「そうだな......これか?」


いや、重すぎるな、と呟くビスタ。持たされて10本目になる剣は、ちょうど良い長さだったがナマエには少し重めだった。


「......あ、」


ナマエの声にふとビスタが振り向く。少女は柄を見て、それを指でなぞっていた。


「あァ、それは親父のマークだ」

「海賊旗の、」

「そうだ」


柄に描かれたそれは、白ひげ海賊団のマークだった。


「それは俺たちが命を懸けて守るもんだ」

「命を、懸けて......」

「マルコやエースみたいに刺青にしている奴もいれば、これみたいに自分の武器に描いている奴もいる。俺たちは常に、親父と共に戦う。そういう意志表明みたいなもんだな」


そう言ってビスタは再び剣を探し始めた。ナマエはじっとそのマークを見ていた。


(海賊が背負うもの。命に代えても、守り抜くもの...)


今まで否定的な目でしか海賊を見てこなかったナマエにとって、ビスタの言葉は不思議な響きを持っていた。目の前にある沢山の剣には、よく見るとどれも同じマークがあって。ナマエは手元のそれをもう一度、指先で撫でた。


「これなんかどうだ?」


ビスタが差し出したそれを受け取る。


「きたか」


にやっと笑うビスタ。ナマエは疑問符を頭の上に浮かべる。


「今、それを持ったとき。何か感じなかったか?」


剣を持つ自分の手を見つめてから、ナマエはビスタを見た。


「感じた......。そう、ですね。なんか、手にすっと吸い付くような」

「そう、それだ」


確かに感じた、今までにはない感覚。手にした瞬間それはナマエの手のひらに馴染んだ。そのときのはっとした表情を、ビスタは見逃さなかったのだ。
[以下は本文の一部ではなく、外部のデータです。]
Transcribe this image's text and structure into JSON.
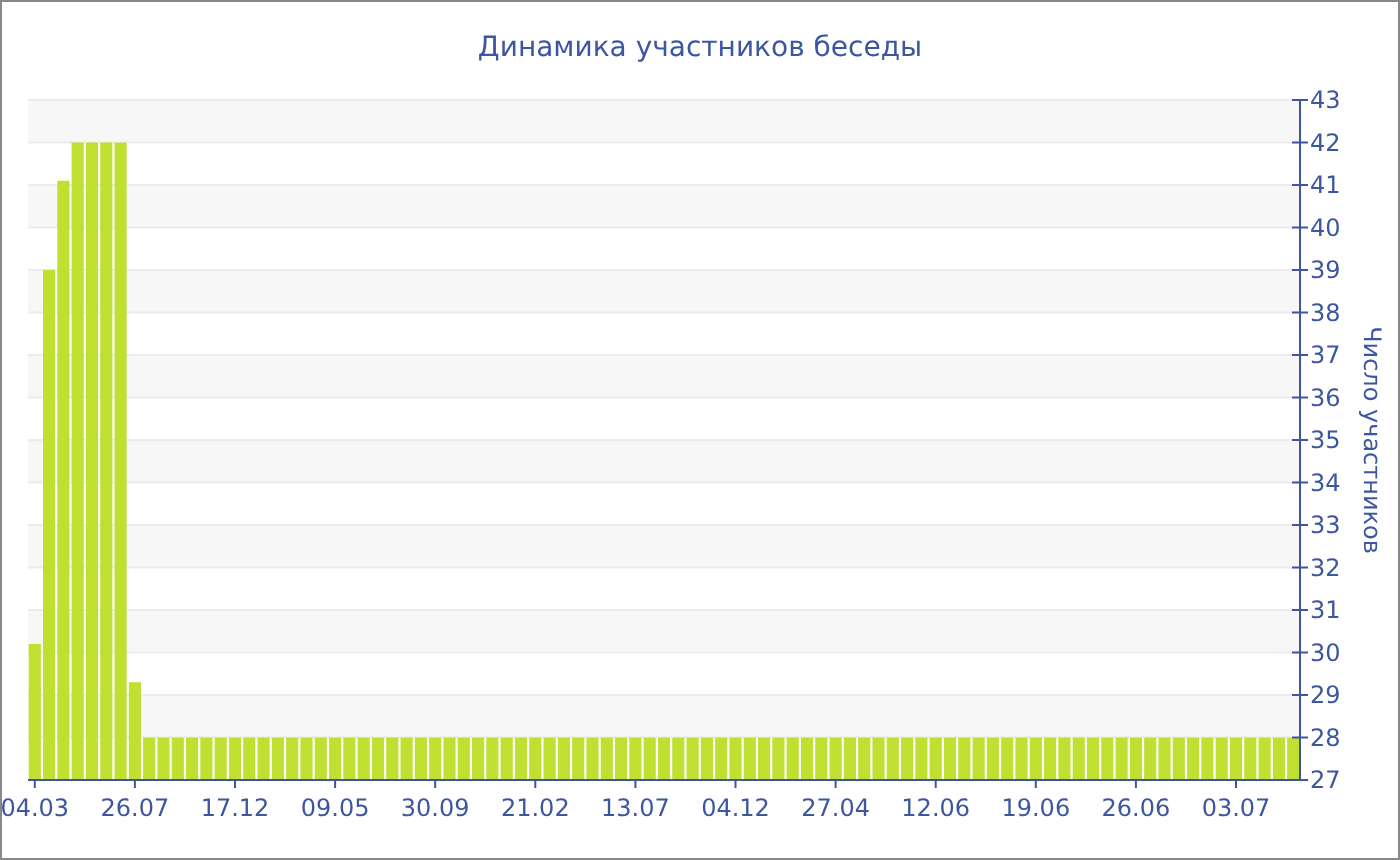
{
  "chart_data": {
    "type": "bar",
    "title": "Динамика участников беседы",
    "ylabel": "Число участников",
    "categories": [
      "04.03",
      null,
      null,
      null,
      null,
      null,
      null,
      "26.07",
      null,
      null,
      null,
      null,
      null,
      null,
      "17.12",
      null,
      null,
      null,
      null,
      null,
      null,
      "09.05",
      null,
      null,
      null,
      null,
      null,
      null,
      "30.09",
      null,
      null,
      null,
      null,
      null,
      null,
      "21.02",
      null,
      null,
      null,
      null,
      null,
      null,
      "13.07",
      null,
      null,
      null,
      null,
      null,
      null,
      "04.12",
      null,
      null,
      null,
      null,
      null,
      null,
      "27.04",
      null,
      null,
      null,
      null,
      null,
      null,
      "12.06",
      null,
      null,
      null,
      null,
      null,
      null,
      "19.06",
      null,
      null,
      null,
      null,
      null,
      null,
      "26.06",
      null,
      null,
      null,
      null,
      null,
      null,
      "03.07",
      null,
      null,
      null,
      null
    ],
    "values": [
      30.2,
      39,
      41.1,
      42,
      42,
      42,
      42,
      29.3,
      28,
      28,
      28,
      28,
      28,
      28,
      28,
      28,
      28,
      28,
      28,
      28,
      28,
      28,
      28,
      28,
      28,
      28,
      28,
      28,
      28,
      28,
      28,
      28,
      28,
      28,
      28,
      28,
      28,
      28,
      28,
      28,
      28,
      28,
      28,
      28,
      28,
      28,
      28,
      28,
      28,
      28,
      28,
      28,
      28,
      28,
      28,
      28,
      28,
      28,
      28,
      28,
      28,
      28,
      28,
      28,
      28,
      28,
      28,
      28,
      28,
      28,
      28,
      28,
      28,
      28,
      28,
      28,
      28,
      28,
      28,
      28,
      28,
      28,
      28,
      28,
      28,
      28,
      28,
      28,
      28
    ],
    "color": "#bfe030",
    "ylim": [
      27,
      43
    ],
    "yticks": [
      27,
      28,
      29,
      30,
      31,
      32,
      33,
      34,
      35,
      36,
      37,
      38,
      39,
      40,
      41,
      42,
      43
    ],
    "grid": "y"
  }
}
「その人に合う剣ってのは、持ってみないと分からないんだ。ちょうどナマエが感じたような、手に吸い付く感覚が大事でな。それがないと、どんなに高値のものだって使いこなせねぇ」


ちょっと振ってみろ。そう言われ、ナマエは両手で上下に剣を振る。


「重いか?」

「少し、」


身体が揺さぶられる程ではないが、軽くはない。


「仕方ないな。お前は筋力もまだないし、細身だからな。でも良い機会だと思って鍛えろ」

「はいっ」

「ナマエ、今日からそいつが、お前の相棒だ」

「......はいっ!」


手にした剣を握りしめ、ナマエは勢い良く返事をした。